One of my favorite things is when someone gets on the stairs next to me after I am already on it, then gets off before. I scoff and think them stair inferior. I am the master of the stairs. I am working it. I am sweating, dividing, and climbing my way to stair glory. Often I want to introduce myself to the muscle bound flex king as he mounts the stairs. “Hi, I am T, I am a professional stair climber.”

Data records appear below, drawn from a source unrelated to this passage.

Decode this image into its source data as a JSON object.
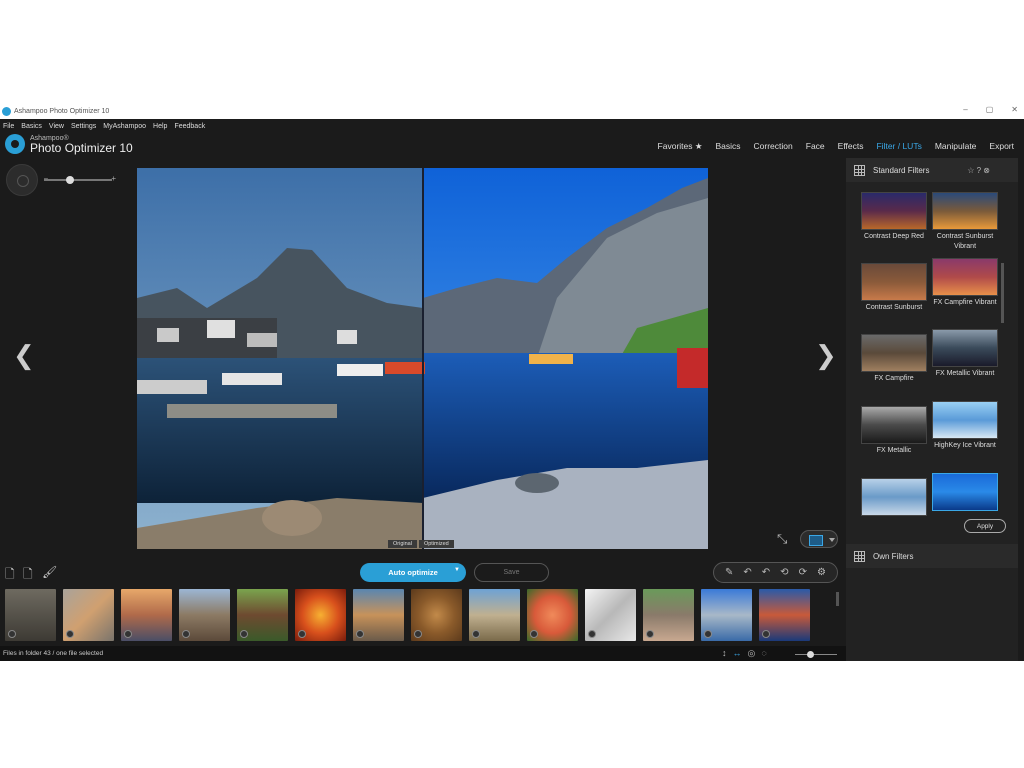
{
  "window": {
    "title": "Ashampoo Photo Optimizer 10",
    "minimize": "–",
    "maximize": "▢",
    "close": "✕"
  },
  "menu": [
    "File",
    "Basics",
    "View",
    "Settings",
    "MyAshampoo",
    "Help",
    "Feedback"
  ],
  "logo": {
    "brand": "Ashampoo®",
    "product": "Photo Optimizer 10"
  },
  "tabs": [
    {
      "label": "Favorites ★",
      "active": false
    },
    {
      "label": "Basics",
      "active": false
    },
    {
      "label": "Correction",
      "active": false
    },
    {
      "label": "Face",
      "active": false
    },
    {
      "label": "Effects",
      "active": false
    },
    {
      "label": "Filter / LUTs",
      "active": true
    },
    {
      "label": "Manipulate",
      "active": false
    },
    {
      "label": "Export",
      "active": false
    }
  ],
  "zoom": {
    "minus": "–",
    "plus": "+"
  },
  "nav": {
    "prev": "❮",
    "next": "❯"
  },
  "compare": {
    "original": "Original",
    "optimized": "Optimized"
  },
  "actions": {
    "auto_optimize": "Auto optimize",
    "save": "Save"
  },
  "status": {
    "text": "Files in folder 43 / one file selected"
  },
  "side_panel": {
    "standard_title": "Standard Filters",
    "standard_actions": "☆ ? ⊗",
    "own_title": "Own Filters",
    "apply": "Apply",
    "filters": [
      {
        "label": "Contrast Deep Red"
      },
      {
        "label": "Contrast Sunburst Vibrant"
      },
      {
        "label": "Contrast Sunburst"
      },
      {
        "label": "FX Campfire Vibrant"
      },
      {
        "label": "FX Campfire"
      },
      {
        "label": "FX Metallic Vibrant"
      },
      {
        "label": "FX Metallic"
      },
      {
        "label": "HighKey Ice Vibrant"
      },
      {
        "label": ""
      },
      {
        "label": ""
      }
    ]
  },
  "thumbnails_count": 14,
  "colors": {
    "accent": "#2a9fd6",
    "bg": "#1b1b1b",
    "panel": "#222222"
  }
}
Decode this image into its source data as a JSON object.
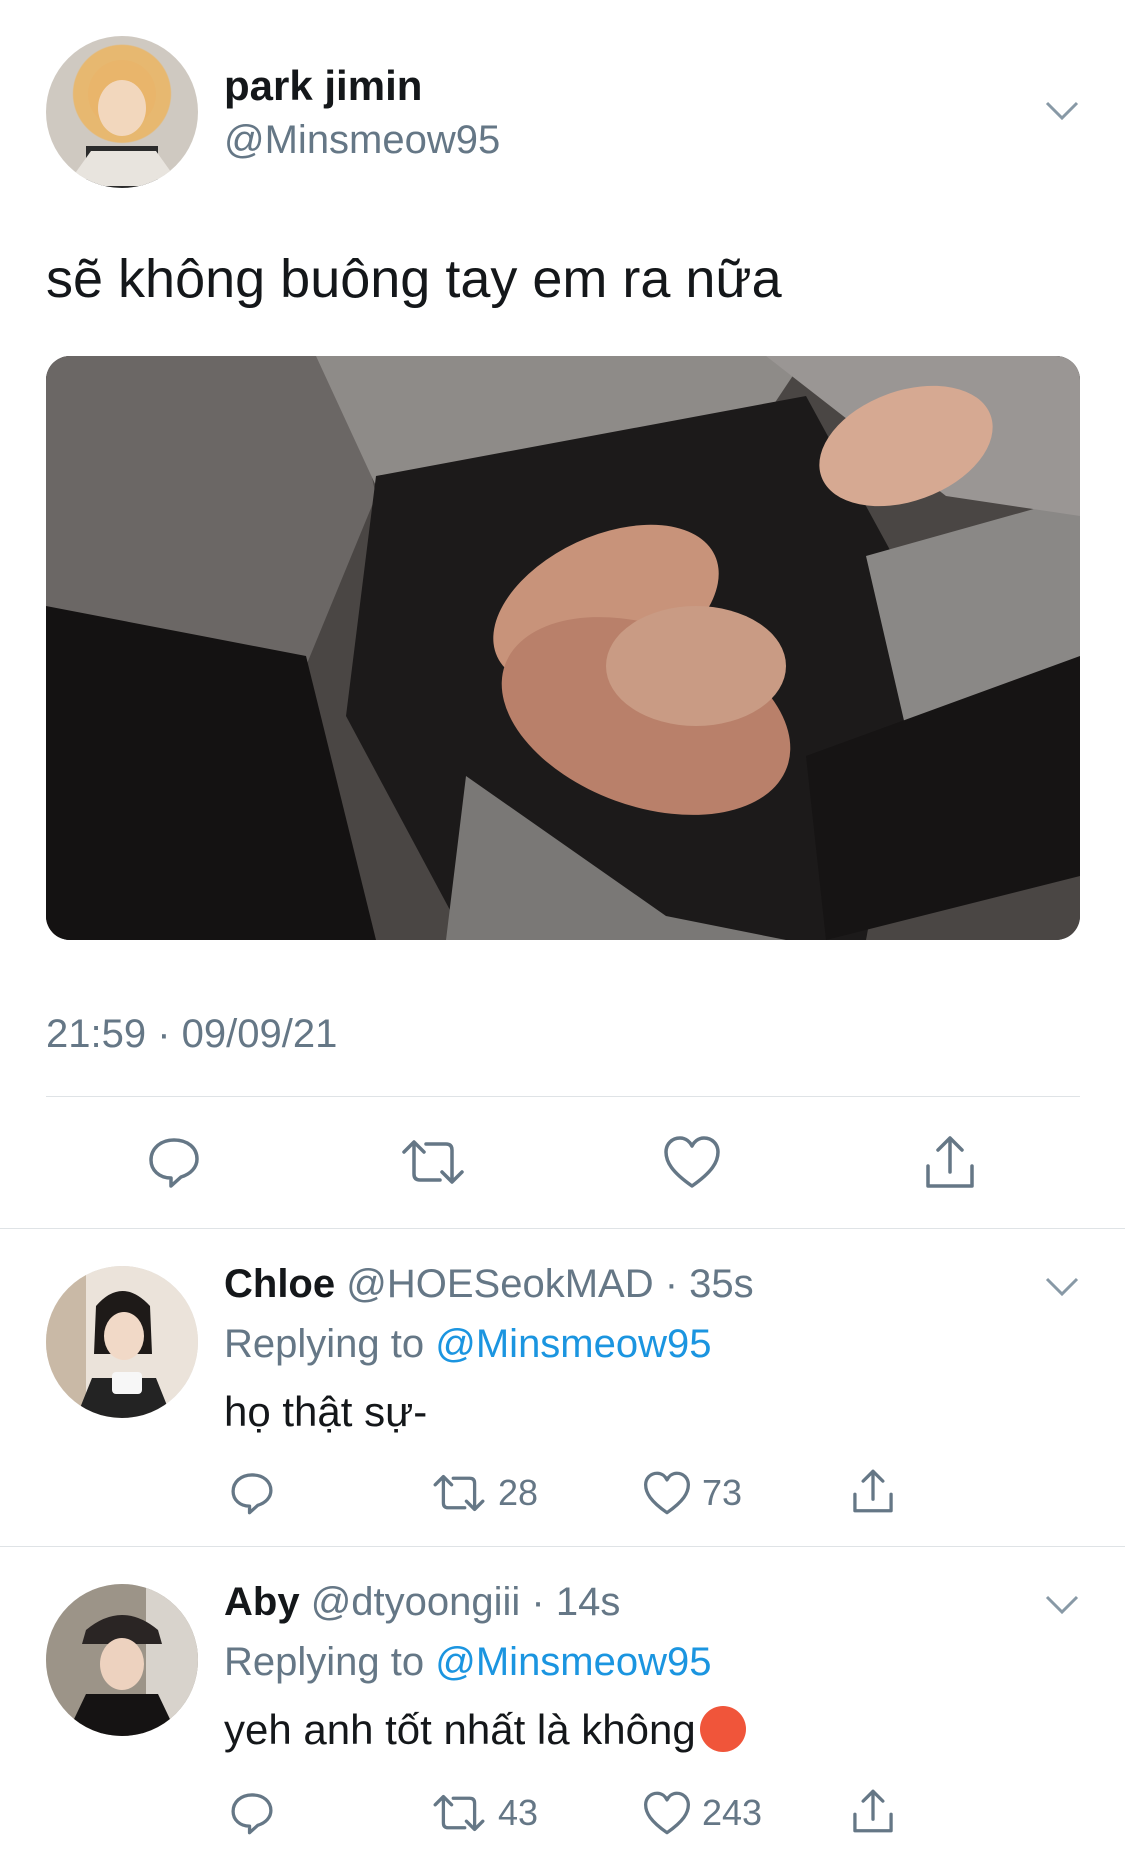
{
  "main_tweet": {
    "display_name": "park jimin",
    "handle": "@Minsmeow95",
    "text": "sẽ không buông tay em ra nữa",
    "timestamp": "21:59 · 09/09/21",
    "icons": {
      "reply": "reply-icon",
      "retweet": "retweet-icon",
      "like": "heart-icon",
      "share": "share-icon",
      "menu": "chevron-down-icon"
    }
  },
  "replies": [
    {
      "display_name": "Chloe",
      "handle": "@HOESeokMAD",
      "time": "35s",
      "replying_label": "Replying to",
      "replying_handle": "@Minsmeow95",
      "text": "họ thật sự-",
      "retweets": "28",
      "likes": "73"
    },
    {
      "display_name": "Aby",
      "handle": "@dtyoongiii",
      "time": "14s",
      "replying_label": "Replying to",
      "replying_handle": "@Minsmeow95",
      "text": "yeh anh tốt nhất là không",
      "emoji": "😡",
      "retweets": "43",
      "likes": "243"
    }
  ],
  "colors": {
    "text_primary": "#14171a",
    "text_secondary": "#657786",
    "link": "#1b95e0",
    "divider": "#dfe3e6"
  }
}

The other day, I got on the stairs next to a way too thin woman. She couldn’t have been too serious, she was reading a magazine and it was covering her course and time. I wondered why she hated math. As I sweated to the oldies piped into my earbuds, I started to wonder how she was preparing for the next level if the magazine was there. How does she anticipate what is coming up next? She seemed to make the transitions easily and without even hesitation. Had she done this enough that she had this memorized? Then I noticed, as she chugged along at a pace that was near to running, that she wasnt sweating. No sweat, and no math? Was she crazy? I made my goal of 45 minutes, averaged 5.7 floors per minute. I limped off the machine. She was still on the machine as I hobbled down stairs to take my shower. I looked back and I think she spoke with her eyes. She said, “Hello, my name is Meredith, I am a professional stair climber.”